At the sheriff’s office, they also vet clinicians to see who should be talking with their officers.
“We started a few years ago, we would look at the ones that like [Employee Assistance Program] and our insurance uses and refers us to,” Vawters explained. “We had a set of questions we would ask, and that became very time consuming—because there’s a significant list. So, then we started going off referrals from people who had utilized EAP or various insurance services for mental health, and saying, ‘Hey, this person really worked for me. This person really didn’t work for me.’ So, it’s really been word of mouth. And we do a lot of collaboration with other teams to see who’ve they’ve vetted.”
At RFD, Mandell said he’s pleased with the list of “six or seven clinicians that are trauma trained, trauma experienced and can handle that stuff and handle talking to a firefighter” that his department has put together. Something the agencies have also been working on is ensuring insurance or worker’s compensation payments when emergency responders need care after a traumatic event—which hasn’t been entirely easy.
“They’re used to seeing injuries—broken legs, broken arms,” Balaam said. “This was mental health, and so we had to pull in the county because [officers] had to start paying for some of those sessions by themselves. And so that’s a learning curve for peer support. We’re having to say to the county, ‘When we come to you with individuals who don’t have obvious physical injuries, it’s because it’s mental … And just like if you broke your arm, we’re going to provide those services to you.’ So, the county has been very good, and peer support has been awesome at creating that environment where, ‘I know if I come forward it’s not coming out of my pocket.’”

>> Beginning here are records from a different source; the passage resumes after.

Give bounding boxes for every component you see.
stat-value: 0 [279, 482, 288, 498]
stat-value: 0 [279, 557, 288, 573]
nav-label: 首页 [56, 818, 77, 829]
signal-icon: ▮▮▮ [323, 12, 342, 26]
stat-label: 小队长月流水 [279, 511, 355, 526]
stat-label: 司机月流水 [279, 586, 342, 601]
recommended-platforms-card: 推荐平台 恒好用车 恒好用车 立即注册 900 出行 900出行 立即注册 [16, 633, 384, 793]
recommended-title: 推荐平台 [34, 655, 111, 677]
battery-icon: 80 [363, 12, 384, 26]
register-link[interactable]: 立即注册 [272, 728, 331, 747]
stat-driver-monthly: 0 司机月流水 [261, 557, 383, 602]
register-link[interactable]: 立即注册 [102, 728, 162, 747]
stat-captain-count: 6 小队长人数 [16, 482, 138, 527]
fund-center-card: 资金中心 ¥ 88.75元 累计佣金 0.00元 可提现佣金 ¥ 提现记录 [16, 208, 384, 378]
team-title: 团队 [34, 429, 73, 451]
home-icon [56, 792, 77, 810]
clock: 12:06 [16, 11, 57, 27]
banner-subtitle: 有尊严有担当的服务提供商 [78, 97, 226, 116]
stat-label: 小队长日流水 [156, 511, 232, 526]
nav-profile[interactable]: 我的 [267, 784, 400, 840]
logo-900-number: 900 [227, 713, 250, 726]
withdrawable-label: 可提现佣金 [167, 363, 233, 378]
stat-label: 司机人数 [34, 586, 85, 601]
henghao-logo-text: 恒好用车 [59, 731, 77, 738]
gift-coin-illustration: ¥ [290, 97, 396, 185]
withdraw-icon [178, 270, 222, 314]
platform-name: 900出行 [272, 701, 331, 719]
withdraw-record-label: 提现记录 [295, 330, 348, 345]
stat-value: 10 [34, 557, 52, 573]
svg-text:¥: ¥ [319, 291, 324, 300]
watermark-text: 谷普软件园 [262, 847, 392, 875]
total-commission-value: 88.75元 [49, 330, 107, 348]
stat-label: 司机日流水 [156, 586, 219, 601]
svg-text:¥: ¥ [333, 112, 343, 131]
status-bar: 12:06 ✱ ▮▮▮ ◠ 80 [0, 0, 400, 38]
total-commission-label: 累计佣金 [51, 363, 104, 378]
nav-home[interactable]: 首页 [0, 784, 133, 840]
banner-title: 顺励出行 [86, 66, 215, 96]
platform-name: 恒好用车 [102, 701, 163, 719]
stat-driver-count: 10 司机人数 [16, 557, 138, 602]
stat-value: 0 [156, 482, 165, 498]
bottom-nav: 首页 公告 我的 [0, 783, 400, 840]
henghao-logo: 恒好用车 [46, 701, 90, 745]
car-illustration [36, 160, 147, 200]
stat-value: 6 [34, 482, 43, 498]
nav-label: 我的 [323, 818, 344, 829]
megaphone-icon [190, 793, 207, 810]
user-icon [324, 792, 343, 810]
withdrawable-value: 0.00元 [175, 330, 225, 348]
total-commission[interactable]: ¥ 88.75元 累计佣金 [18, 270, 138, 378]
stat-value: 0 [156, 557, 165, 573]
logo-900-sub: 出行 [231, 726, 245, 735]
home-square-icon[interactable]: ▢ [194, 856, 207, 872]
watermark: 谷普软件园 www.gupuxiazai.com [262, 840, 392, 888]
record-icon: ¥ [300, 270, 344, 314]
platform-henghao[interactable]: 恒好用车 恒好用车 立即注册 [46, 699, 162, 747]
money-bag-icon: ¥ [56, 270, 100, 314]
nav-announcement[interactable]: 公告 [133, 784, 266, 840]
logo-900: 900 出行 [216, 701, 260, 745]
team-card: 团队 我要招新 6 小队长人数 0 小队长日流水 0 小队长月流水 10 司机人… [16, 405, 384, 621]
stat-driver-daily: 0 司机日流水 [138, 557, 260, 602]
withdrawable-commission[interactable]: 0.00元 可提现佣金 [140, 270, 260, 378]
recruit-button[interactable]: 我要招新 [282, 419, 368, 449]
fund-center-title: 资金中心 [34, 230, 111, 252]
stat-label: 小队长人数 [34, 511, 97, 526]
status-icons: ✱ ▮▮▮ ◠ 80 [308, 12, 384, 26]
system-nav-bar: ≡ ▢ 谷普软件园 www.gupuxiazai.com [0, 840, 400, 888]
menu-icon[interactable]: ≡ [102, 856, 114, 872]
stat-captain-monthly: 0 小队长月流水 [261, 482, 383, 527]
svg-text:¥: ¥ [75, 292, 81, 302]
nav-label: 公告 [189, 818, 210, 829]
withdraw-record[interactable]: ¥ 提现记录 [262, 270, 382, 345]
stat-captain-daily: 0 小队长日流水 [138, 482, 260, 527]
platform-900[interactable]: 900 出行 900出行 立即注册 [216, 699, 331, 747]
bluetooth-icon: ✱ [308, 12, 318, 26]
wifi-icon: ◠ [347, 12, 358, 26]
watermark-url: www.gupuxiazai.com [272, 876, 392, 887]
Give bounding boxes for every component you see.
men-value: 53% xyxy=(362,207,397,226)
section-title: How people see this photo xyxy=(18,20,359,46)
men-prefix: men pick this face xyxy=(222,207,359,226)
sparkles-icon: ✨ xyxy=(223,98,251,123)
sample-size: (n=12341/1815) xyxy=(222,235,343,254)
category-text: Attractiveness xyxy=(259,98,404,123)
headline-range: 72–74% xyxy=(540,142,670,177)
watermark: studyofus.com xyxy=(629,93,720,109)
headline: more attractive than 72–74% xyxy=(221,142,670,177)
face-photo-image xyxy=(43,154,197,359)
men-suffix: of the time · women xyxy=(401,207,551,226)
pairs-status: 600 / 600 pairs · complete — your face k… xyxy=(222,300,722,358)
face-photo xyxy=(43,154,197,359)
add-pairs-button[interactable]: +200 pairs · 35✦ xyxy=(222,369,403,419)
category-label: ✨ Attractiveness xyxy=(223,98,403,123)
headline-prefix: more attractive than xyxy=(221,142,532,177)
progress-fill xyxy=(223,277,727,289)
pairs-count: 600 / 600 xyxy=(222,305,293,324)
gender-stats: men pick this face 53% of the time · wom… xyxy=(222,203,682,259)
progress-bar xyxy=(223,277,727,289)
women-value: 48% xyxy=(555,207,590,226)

On Oct. 15, agencies across the valley—including the sheriff’s office, RPD, RFD, TMFPD, the coroner’s office and others—met to share some of their insights during a four-hour peer support workshop. Going forward, Balaam wants to see this type of cross-agency cooperation continue.
“This is a critical need,” he said. “And it’s not just the sheriff’s office. It’s all of us pooling together, and that’s something we’re dedicated to—changing the culture.”